Here, Scholz cannot prove “there was no possibility, however slight” that Delp may have committed suicide because of tensions between Scholz and other bandmates. As the lower court rightfully held, “Delp’s final mental state is truly unknowable; it can never be objectively verified.” Scholz, 31 Mass. L. Rep. 315, 2013 Mass. Super. LEXIS 83 at *2. Perhaps his decision to commit suicide was caused by a combination of multiple factors, including being caught having concealed a camera in his fiancée’s sister’s bedroom, struggling to keep the peace in a fractured band, learning that his friend may not tour with them, and suffering from a generally depressive mental state. See id. at *4-7.1 It is impossible for Scholz to prove that his actions did not, in any way, contribute to Delp’s decision to take his life. Delp himself may not have been able to pinpoint the exact moments that ultimately led to his breaking point. To say that tensions between Scholz and other bandmates could not possibly have been one of those moments leading to Delp’s death is unprovable. See Nat’l Ass’n of Gov't Emps. v. BUCI Television, Inc., 118 F. Supp. 2d 126, 131 (D. Mass. 2000) (“[T]he interpretation of another’s motive does not reasonably lend itself to objective proof or disproof . . . .”).

1 The incident with the camera was only disclosed during this litigation and was not known at the time of the articles. See Singer’s Last Days Detailed in Court Papers, Boston Globe, May 27, 2012, available at http://bit.ly/1hF5o0L.

. . .

Taken together, no reader could interpret the suggestion that Delp committed suicide because of his friend’s disinvitation from tour as a statement of “actual facts.” Surely after being told that police did not know why, that the suicide notes did not reveal why, and that friends could only speculate why Delp committed suicide, readers could not reasonably believe that the writers of a short entertainment-news column were basing their conclusions on facts that readers did not know.
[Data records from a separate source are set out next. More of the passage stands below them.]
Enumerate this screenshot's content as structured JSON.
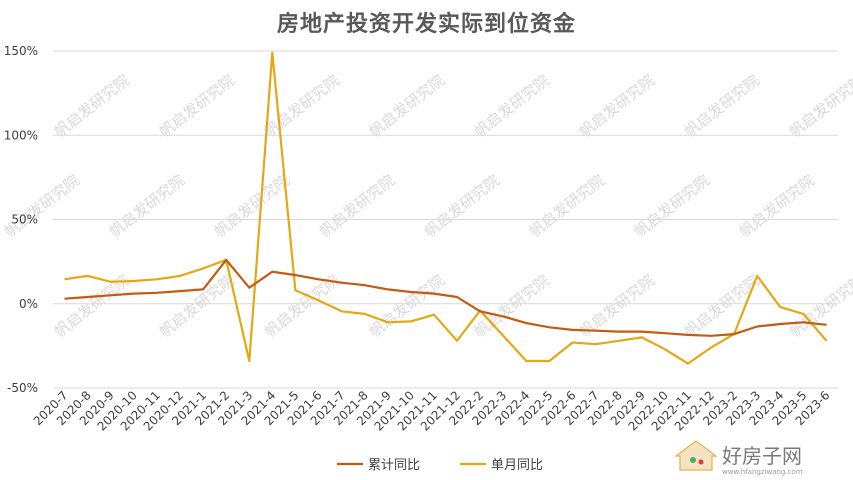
{
  "chart_data": {
    "type": "line",
    "title": "房地产投资开发实际到位资金",
    "categories": [
      "2020-7",
      "2020-8",
      "2020-9",
      "2020-10",
      "2020-11",
      "2020-12",
      "2021-1",
      "2021-2",
      "2021-3",
      "2021-4",
      "2021-5",
      "2021-6",
      "2021-7",
      "2021-8",
      "2021-9",
      "2021-10",
      "2021-11",
      "2021-12",
      "2022-2",
      "2022-3",
      "2022-4",
      "2022-5",
      "2022-6",
      "2022-7",
      "2022-8",
      "2022-9",
      "2022-10",
      "2022-11",
      "2022-12",
      "2023-2",
      "2023-3",
      "2023-4",
      "2023-5",
      "2023-6"
    ],
    "y_ticks": [
      "-50%",
      "0%",
      "50%",
      "100%",
      "150%"
    ],
    "y_tick_values": [
      -50,
      0,
      50,
      100,
      150
    ],
    "ylim": [
      -50,
      150
    ],
    "grid": true,
    "legend_position": "bottom",
    "series": [
      {
        "name": "累计同比",
        "color": "#c55a11",
        "values": [
          3,
          4,
          5,
          6,
          6.5,
          7.5,
          8.5,
          26,
          9.5,
          19,
          17,
          14.5,
          12.5,
          11,
          8.5,
          7,
          6,
          4,
          -4.5,
          -7.5,
          -11.5,
          -14,
          -15.5,
          -16,
          -16.5,
          -16.5,
          -17.5,
          -18.5,
          -19,
          -18,
          -13.5,
          -12,
          -11,
          -12.5
        ]
      },
      {
        "name": "单月同比",
        "color": "#e7a712",
        "values": [
          14.5,
          16.5,
          13,
          13.5,
          14.5,
          16.5,
          21,
          26,
          -34,
          149,
          8,
          2,
          -4.5,
          -6,
          -11,
          -10.5,
          -6.5,
          -22,
          -4,
          -19,
          -34,
          -34,
          -23,
          -24,
          -22,
          -20,
          -27,
          -35.5,
          -26,
          -18,
          16.5,
          -2,
          -6,
          -22
        ]
      }
    ]
  },
  "watermark": {
    "text": "帆启发研究院"
  },
  "site_logo": {
    "text": "好房子网",
    "url_text": "www.hfangziwang.com"
  }
}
Readers would clearly interpret the Herald’s statements not as facts but as opinion and conjecture based on disclosed facts.

Why journalists should be allowed to offer their “opinions”

While journalists are primarily known for providing factual accounts of events, issues, and controversies, they also contribute to the public debate by offering perspective and analysis.

As the First Circuit has noted, if writers are not allowed to offer a personal perspective to the facts they present, then they “would hesitate to venture beyond ‘dry, colorless descriptions of facts, bereft of analysis or insight.” Riley v. Harr, 292 F.3d 282, 290-291 (1st Cir. 2002) (quoting Partington v. Bugliosi, 56 F.3d 1147, 1154 (9th Cir. 1995)). Allowing defamation recovery for statements offering personal perspectives and conjecture would chill the speech of “commentators, experts in a field, figures closely involved in a public controversy, or others whose perspectives might be of interest to the public.” Id.; see also Partington v. Bugliosi, 56 F.3d 1147, 1154 (9th Cir. 1995) (“[T]he robust debate among people with different viewpoints that is a vital part of our democracy would surely be hampered.”). Journalists’ core duties extend beyond a recitation of facts. They offer commentary and debate. They pose questions that may not have answers. When the media ask a question that implies an answer, and when that answer is plausible “within the wide range of possibilities, [then that] is precisely why we need and must permit a free press to ask the question.” Chapin v. Knight-Ridder, Inc., 993 F.2d 1087, 1096 (4th Cir. 1993).